И сразу стал показывать, как устанавливать капкан на подрезку.
Понаблюдав с полчаса, я полез на сопку закреплять урок на практике. Продираясь сквозь белоразукрашенные пойменные крепи, перевитые тонкими, но прочными лианами аргуты[14], коломикты[15], вконец умаялся. Взгляд, жадно шаривший в поисках парных следочков, натыкался только на многочисленные наброды изюбрей и кабанов. Зато на скосе длинного отрога меня ожидали прекрасные собольи тропки.
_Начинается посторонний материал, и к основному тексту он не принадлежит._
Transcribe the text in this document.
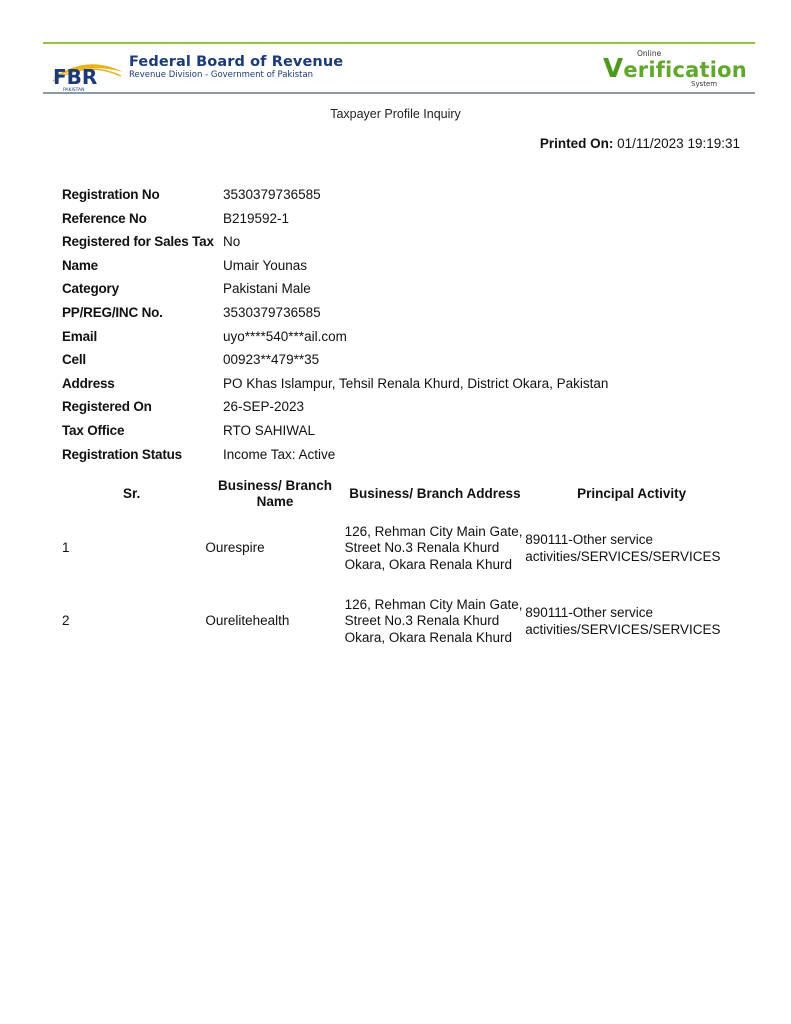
FBR
PAKISTAN
Federal Board of Revenue
Revenue Division - Government of Pakistan
Online
Verification
System
Taxpayer Profile Inquiry
Printed On: 01/11/2023 19:19:31
Registration No	3530379736585
Reference No	B219592-1
Registered for Sales Tax No
Name	Umair Younas
Category	Pakistani Male
PP/REG/INC No.	3530379736585
Email	uyo****540***ail.com
Cell	00923**479**35
Address	PO Khas Islampur, Tehsil Renala Khurd, District Okara, Pakistan
Registered On	26-SEP-2023
Tax Office	RTO SAHIWAL
Registration Status	Income Tax: Active
Sr.	Business/ Branch Name	Business/ Branch Address	Principal Activity
1	Ourespire	126, Rehman City Main Gate, Street No.3 Renala Khurd Okara, Okara Renala Khurd	890111-Other service activities/SERVICES/SERVICES
2	Ourelitehealth	126, Rehman City Main Gate, Street No.3 Renala Khurd Okara, Okara Renala Khurd	890111-Other service activities/SERVICES/SERVICES
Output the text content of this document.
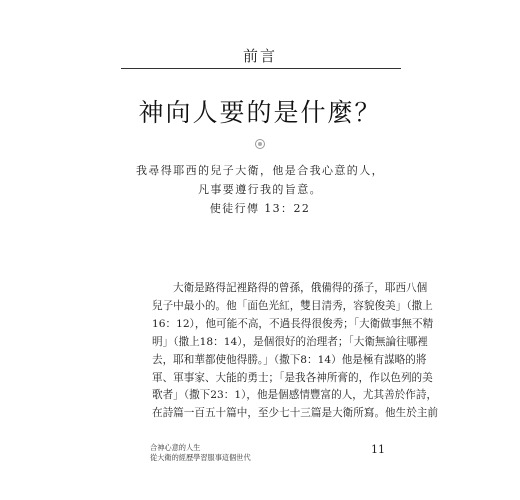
前言
神向人要的是什麼？
我尋得耶西的兒子大衛，他是合我心意的人，
凡事要遵行我的旨意。
使徒行傳 13：22
大衛是路得記裡路得的曾孫，俄備得的孫子，耶西八個
兒子中最小的。他「面色光紅，雙目清秀，容貌俊美」（撒上
16：12），他可能不高，不過長得很俊秀；「大衛做事無不精
明」（撒上18：14），是個很好的治理者；「大衛無論往哪裡
去，耶和華都使他得勝。」（撒下8：14）他是極有謀略的將
軍、軍事家、大能的勇士；「是我各神所膏的，作以色列的美
歌者」（撒下23：1），他是個感情豐富的人，尤其善於作詩，
在詩篇一百五十篇中，至少七十三篇是大衛所寫。他生於主前
合神心意的人生
從大衛的經歷學習服事這個世代
11
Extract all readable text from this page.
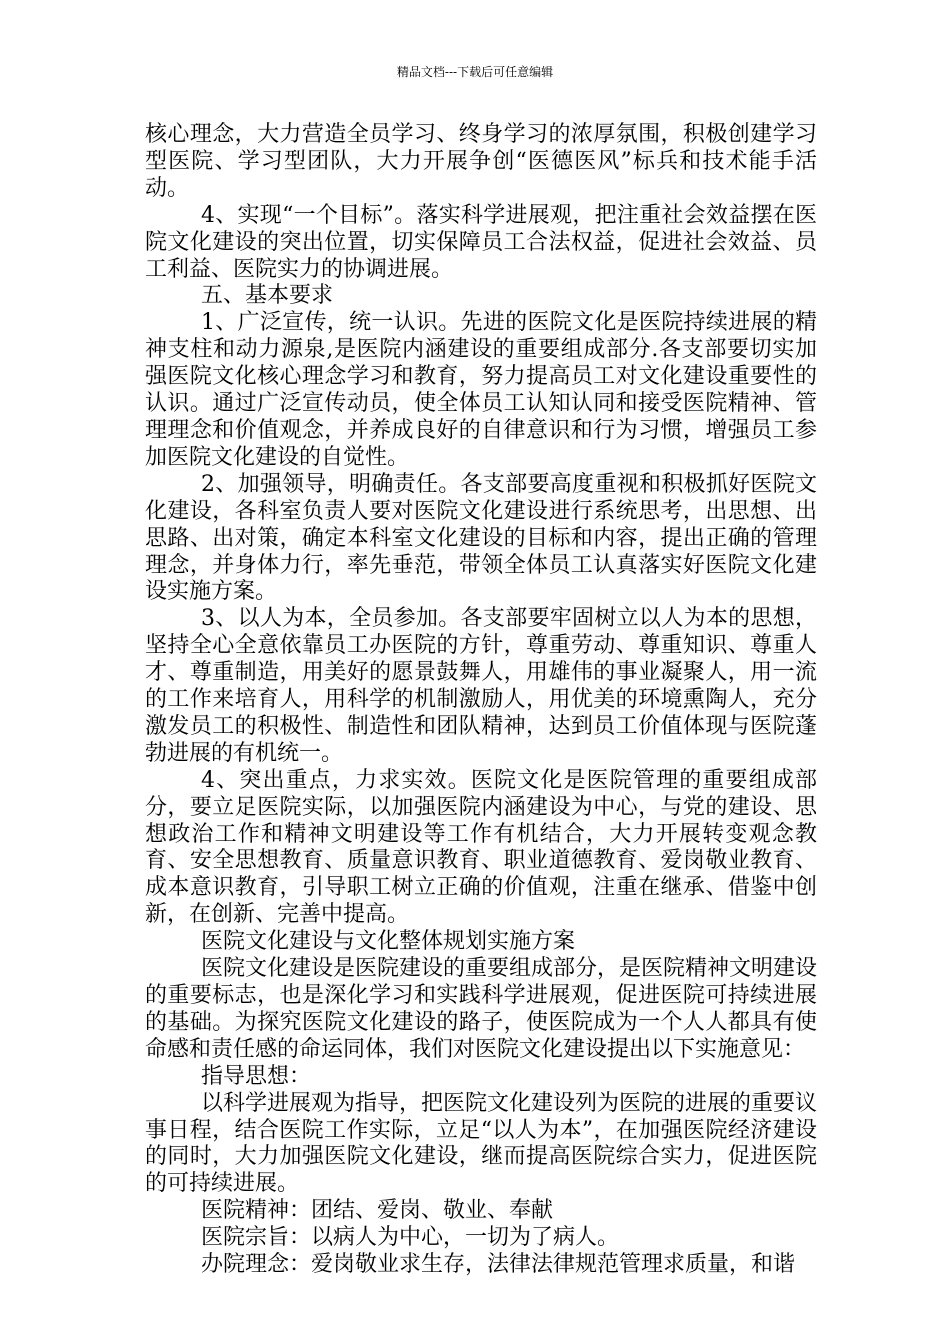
精品文档---下载后可任意编辑

核心理念，大力营造全员学习、终身学习的浓厚氛围，积极创建学习型医院、学习型团队，大力开展争创“医德医风”标兵和技术能手活动。

4、实现“一个目标”。落实科学进展观，把注重社会效益摆在医院文化建设的突出位置，切实保障员工合法权益，促进社会效益、员工利益、医院实力的协调进展。

五、基本要求

1、广泛宣传，统一认识。先进的医院文化是医院持续进展的精神支柱和动力源泉,是医院内涵建设的重要组成部分.各支部要切实加强医院文化核心理念学习和教育，努力提高员工对文化建设重要性的认识。通过广泛宣传动员，使全体员工认知认同和接受医院精神、管理理念和价值观念，并养成良好的自律意识和行为习惯，增强员工参加医院文化建设的自觉性。

2、加强领导，明确责任。各支部要高度重视和积极抓好医院文化建设，各科室负责人要对医院文化建设进行系统思考，出思想、出思路、出对策，确定本科室文化建设的目标和内容，提出正确的管理理念，并身体力行，率先垂范，带领全体员工认真落实好医院文化建设实施方案。

3、以人为本，全员参加。各支部要牢固树立以人为本的思想，坚持全心全意依靠员工办医院的方针，尊重劳动、尊重知识、尊重人才、尊重制造，用美好的愿景鼓舞人，用雄伟的事业凝聚人，用一流的工作来培育人，用科学的机制激励人，用优美的环境熏陶人，充分激发员工的积极性、制造性和团队精神，达到员工价值体现与医院蓬勃进展的有机统一。

4、突出重点，力求实效。医院文化是医院管理的重要组成部分，要立足医院实际，以加强医院内涵建设为中心，与党的建设、思想政治工作和精神文明建设等工作有机结合，大力开展转变观念教育、安全思想教育、质量意识教育、职业道德教育、爱岗敬业教育、成本意识教育，引导职工树立正确的价值观，注重在继承、借鉴中创新，在创新、完善中提高。

医院文化建设与文化整体规划实施方案

医院文化建设是医院建设的重要组成部分，是医院精神文明建设的重要标志，也是深化学习和实践科学进展观，促进医院可持续进展的基础。为探究医院文化建设的路子，使医院成为一个人人都具有使命感和责任感的命运同体，我们对医院文化建设提出以下实施意见：

指导思想：

以科学进展观为指导，把医院文化建设列为医院的进展的重要议事日程，结合医院工作实际，立足“以人为本”，在加强医院经济建设的同时，大力加强医院文化建设，继而提高医院综合实力，促进医院的可持续进展。

医院精神：团结、爱岗、敬业、奉献

医院宗旨：以病人为中心，一切为了病人。

办院理念：爱岗敬业求生存，法律法律规范管理求质量，和谐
Солнце в своем вечном движении неумолимо клонилось к гребням темно-синих гор. В низине уже было сумрачно, и я успел поставить всего два капкана. Первый — на горбатом увале, в том месте, где соболь поймал и съел сразу двух мышей, а второй — в начале крутой ложбины. Выезжая из нее, врезался в самую гущу аралий и сильно поцарапал лицо об их острые шипы.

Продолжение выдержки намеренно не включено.